Après la mise sur orbite de son dernier projet solo en 2006 (The D-Project), Stéphane Desbiens, progueux québécois multi-tâches (cf également ses participations dans Red Sand, Ere G. etc…) revient à ses premières amours en groupe, et nous livre avec ses acolytes de Sense un troisième album studio que d'aucuns attendaient avec impatience pour confirmer tout le talent entrevu sur le précédent opus, Out of Range.
Dès les premiers accords de The Sweater, le décor est planté : Sense nous propose ce qu'il sait faire de mieux, à savoir un rock progressif à l'ancienne, fortement inspiré par un Yes de bon acabit, avec de grosses colorations genesiennes. La basse est ronflante, les harmonies vocales rappellent Jon qui_vous_savez, et le symphonisme du morceau titre nous renvoie tout droit … vers Drama, seul album yessien sans la voix de son maître (!).

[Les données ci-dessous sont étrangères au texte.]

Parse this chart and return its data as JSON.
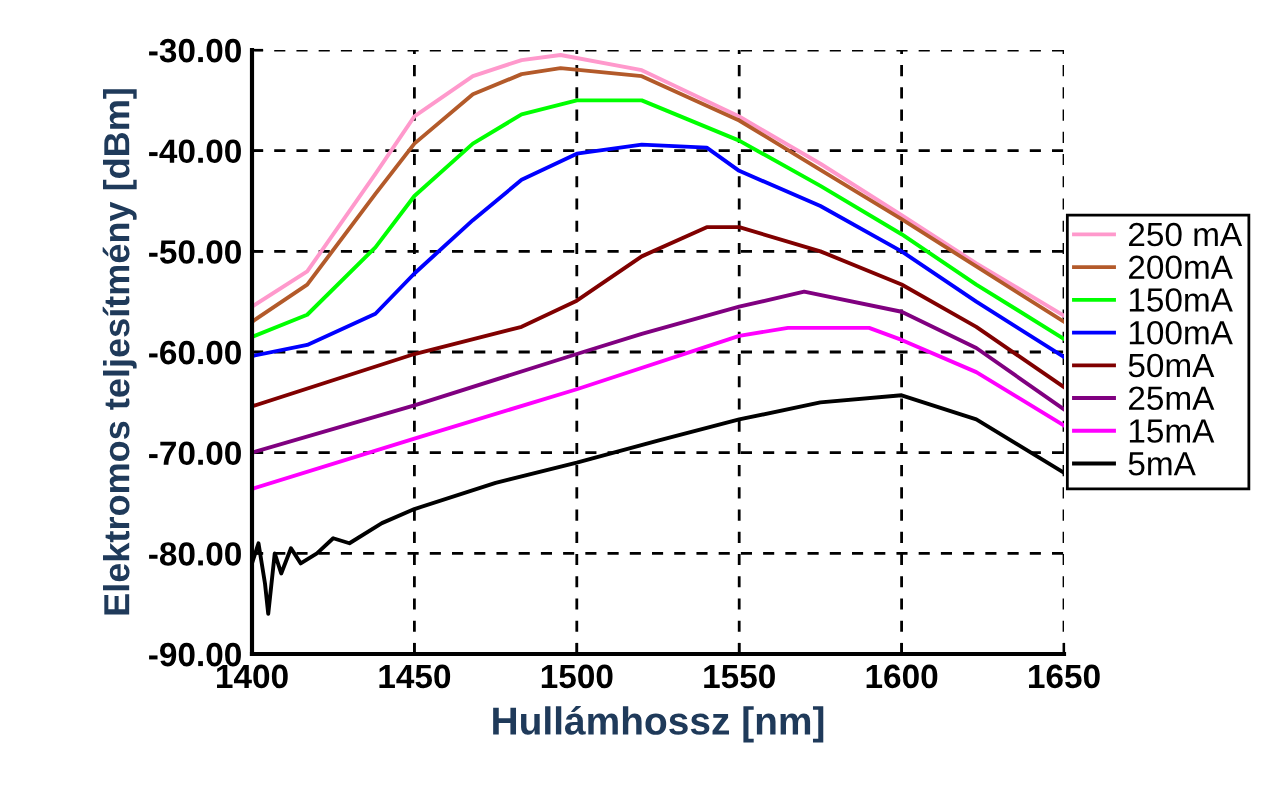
{
  "chart_data": {
    "type": "line",
    "xlabel": "Hullámhossz [nm]",
    "ylabel": "Elektromos teljesítmény [dBm]",
    "xlim": [
      1400,
      1650
    ],
    "xticks": [
      1400,
      1450,
      1500,
      1550,
      1600,
      1650
    ],
    "ylim": [
      -90,
      -30
    ],
    "yticks": [
      {
        "value": -90,
        "label": "-90.00"
      },
      {
        "value": -80,
        "label": "-80.00"
      },
      {
        "value": -70,
        "label": "-70.00"
      },
      {
        "value": -60,
        "label": "-60.00"
      },
      {
        "value": -50,
        "label": "-50.00"
      },
      {
        "value": -40,
        "label": "-40.00"
      },
      {
        "value": -30,
        "label": "-30.00"
      }
    ],
    "grid": true,
    "legend": "right",
    "marker": "none",
    "line_style": "solid",
    "series": [
      {
        "name": "250 mA",
        "color": "#ff99cc",
        "x": [
          1400,
          1417,
          1438,
          1450,
          1468,
          1483,
          1495,
          1520,
          1550,
          1575,
          1600,
          1623,
          1650
        ],
        "values": [
          -55.5,
          -52,
          -42.3,
          -36.6,
          -32.6,
          -31,
          -30.5,
          -32,
          -36.6,
          -41.3,
          -46.4,
          -51.2,
          -56.4
        ]
      },
      {
        "name": "200mA",
        "color": "#b35a2a",
        "x": [
          1400,
          1417,
          1438,
          1450,
          1468,
          1483,
          1495,
          1520,
          1550,
          1575,
          1600,
          1623,
          1650
        ],
        "values": [
          -57,
          -53.3,
          -44.3,
          -39.3,
          -34.4,
          -32.4,
          -31.8,
          -32.6,
          -37,
          -41.9,
          -46.8,
          -51.5,
          -57
        ]
      },
      {
        "name": "150mA",
        "color": "#00ff00",
        "x": [
          1400,
          1417,
          1438,
          1450,
          1468,
          1483,
          1500,
          1520,
          1550,
          1575,
          1600,
          1623,
          1650
        ],
        "values": [
          -58.5,
          -56.3,
          -49.6,
          -44.5,
          -39.3,
          -36.4,
          -35,
          -35,
          -39,
          -43.5,
          -48.3,
          -53.3,
          -58.7
        ]
      },
      {
        "name": "100mA",
        "color": "#0000ff",
        "x": [
          1400,
          1417,
          1438,
          1450,
          1468,
          1483,
          1500,
          1520,
          1540,
          1550,
          1575,
          1600,
          1623,
          1650
        ],
        "values": [
          -60.4,
          -59.3,
          -56.2,
          -52.2,
          -46.9,
          -42.9,
          -40.3,
          -39.4,
          -39.7,
          -42,
          -45.5,
          -50,
          -55,
          -60.5
        ]
      },
      {
        "name": "50mA",
        "color": "#800000",
        "x": [
          1400,
          1450,
          1483,
          1500,
          1520,
          1540,
          1550,
          1575,
          1600,
          1623,
          1650
        ],
        "values": [
          -65.4,
          -60.2,
          -57.5,
          -54.9,
          -50.5,
          -47.6,
          -47.6,
          -50,
          -53.3,
          -57.5,
          -63.5
        ]
      },
      {
        "name": "25mA",
        "color": "#800080",
        "x": [
          1400,
          1450,
          1500,
          1520,
          1550,
          1570,
          1600,
          1623,
          1650
        ],
        "values": [
          -70,
          -65.3,
          -60.2,
          -58.2,
          -55.5,
          -54,
          -56,
          -59.6,
          -65.7
        ]
      },
      {
        "name": "15mA",
        "color": "#ff00ff",
        "x": [
          1400,
          1450,
          1500,
          1550,
          1565,
          1590,
          1600,
          1623,
          1650
        ],
        "values": [
          -73.6,
          -68.6,
          -63.7,
          -58.4,
          -57.6,
          -57.6,
          -58.8,
          -62,
          -67.3
        ]
      },
      {
        "name": "5mA",
        "color": "#000000",
        "x": [
          1400,
          1402,
          1404,
          1405,
          1407,
          1409,
          1412,
          1415,
          1420,
          1425,
          1430,
          1440,
          1450,
          1475,
          1500,
          1525,
          1550,
          1575,
          1600,
          1623,
          1650
        ],
        "values": [
          -81,
          -79,
          -83,
          -86,
          -80,
          -82,
          -79.5,
          -81,
          -80,
          -78.5,
          -79,
          -77,
          -75.6,
          -73,
          -71,
          -68.8,
          -66.7,
          -65,
          -64.3,
          -66.7,
          -72
        ]
      }
    ]
  }
}
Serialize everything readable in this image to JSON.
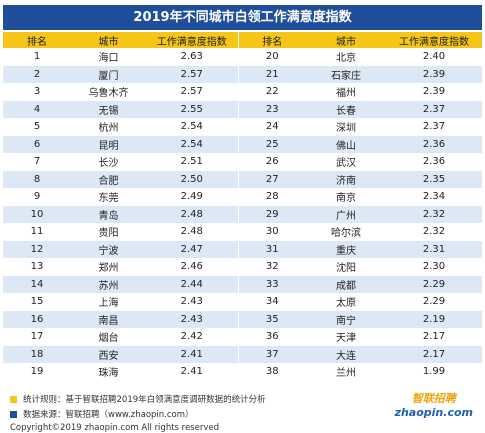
{
  "title": "2019年不同城市白领工作满意度指数",
  "table": {
    "headers": [
      "排名",
      "城市",
      "工作满意度指数",
      "排名",
      "城市",
      "工作满意度指数"
    ],
    "rows": [
      [
        "1",
        "海口",
        "2.63",
        "20",
        "北京",
        "2.40"
      ],
      [
        "2",
        "厦门",
        "2.57",
        "21",
        "石家庄",
        "2.39"
      ],
      [
        "3",
        "乌鲁木齐",
        "2.57",
        "22",
        "福州",
        "2.39"
      ],
      [
        "4",
        "无锡",
        "2.55",
        "23",
        "长春",
        "2.37"
      ],
      [
        "5",
        "杭州",
        "2.54",
        "24",
        "深圳",
        "2.37"
      ],
      [
        "6",
        "昆明",
        "2.54",
        "25",
        "佛山",
        "2.36"
      ],
      [
        "7",
        "长沙",
        "2.51",
        "26",
        "武汉",
        "2.36"
      ],
      [
        "8",
        "合肥",
        "2.50",
        "27",
        "济南",
        "2.35"
      ],
      [
        "9",
        "东莞",
        "2.49",
        "28",
        "南京",
        "2.34"
      ],
      [
        "10",
        "青岛",
        "2.48",
        "29",
        "广州",
        "2.32"
      ],
      [
        "11",
        "贵阳",
        "2.48",
        "30",
        "哈尔滨",
        "2.32"
      ],
      [
        "12",
        "宁波",
        "2.47",
        "31",
        "重庆",
        "2.31"
      ],
      [
        "13",
        "郑州",
        "2.46",
        "32",
        "沈阳",
        "2.30"
      ],
      [
        "14",
        "苏州",
        "2.44",
        "33",
        "成都",
        "2.29"
      ],
      [
        "15",
        "上海",
        "2.43",
        "34",
        "太原",
        "2.29"
      ],
      [
        "16",
        "南昌",
        "2.43",
        "35",
        "南宁",
        "2.19"
      ],
      [
        "17",
        "烟台",
        "2.42",
        "36",
        "天津",
        "2.17"
      ],
      [
        "18",
        "西安",
        "2.41",
        "37",
        "大连",
        "2.17"
      ],
      [
        "19",
        "珠海",
        "2.41",
        "38",
        "兰州",
        "1.99"
      ]
    ]
  },
  "footer": {
    "rule": "统计规则：基于智联招聘2019年白领满意度调研数据的统计分析",
    "source": "数据来源：智联招聘（www.zhaopin.com）",
    "copyright": "Copyright©2019 zhaopin.com All rights reserved"
  },
  "logo": {
    "cn": "智联招聘",
    "en": "zhaopin.com"
  }
}
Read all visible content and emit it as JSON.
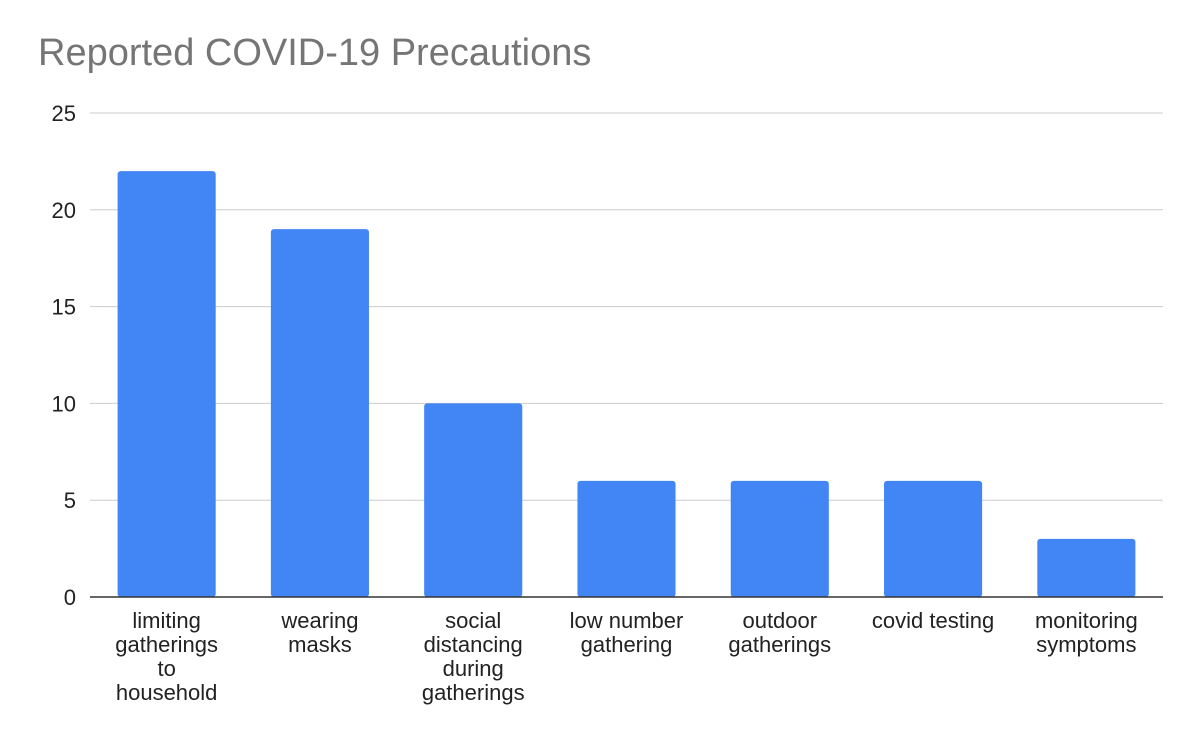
{
  "chart_data": {
    "type": "bar",
    "title": "Reported COVID-19 Precautions",
    "xlabel": "",
    "ylabel": "",
    "ylim": [
      0,
      25
    ],
    "yticks": [
      0,
      5,
      10,
      15,
      20,
      25
    ],
    "grid": true,
    "legend": "none",
    "bar_color": "#4285f4",
    "categories": [
      [
        "limiting",
        "gatherings",
        "to",
        "household"
      ],
      [
        "wearing",
        "masks"
      ],
      [
        "social",
        "distancing",
        "during",
        "gatherings"
      ],
      [
        "low number",
        "gathering"
      ],
      [
        "outdoor",
        "gatherings"
      ],
      [
        "covid testing"
      ],
      [
        "monitoring",
        "symptoms"
      ]
    ],
    "values": [
      22,
      19,
      10,
      6,
      6,
      6,
      3
    ]
  }
}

Qu'importe, nos québécois ont le sens de la conception solide, et s'arrêter à ces seules comparaisons serait bien réducteur par rapport au talent déployé par le quintet. En effet, non content de produire une musique abandonnée en ce 21è siècle par les deux dinosaures précités, Sense y ajoute une touche de modernisme en explorant d'autres univers dans lesquels nos deux références ne pourraient, compte tenu de leur pedigree, s'aventurer. Ainsi, Going Home se voit doté de deux minutes centrales très symboliques de cet état d'esprit : après un démarrage très jethro_tullien puis une partition plutôt jazzy, le groupe se permet une séquence de fusion métallique, avant de revenir à un progressif plus classique pour poursuivre et terminer ce morceau. Le même type de variations se retrouve également dans Aftermath, tandis que Stranger Coming Home lorgne franchement vers Camel, avant de se terminer dans un néo-prog jouissif.
Des titres longs permettant au groupe de développer ses idées (hormis le final de Going Home qui semble tronqué), des références bien assimilées et digérées : avec ce troisième album, Sense confirme tout son potentiel et vient placer la barre très haut. Going Home ravira tous les amateurs de progressif symphonique bien charpenté, permettant à Sense de pointer le bout de son nez dans le peloton de tête des groupes québécois de haute tenue.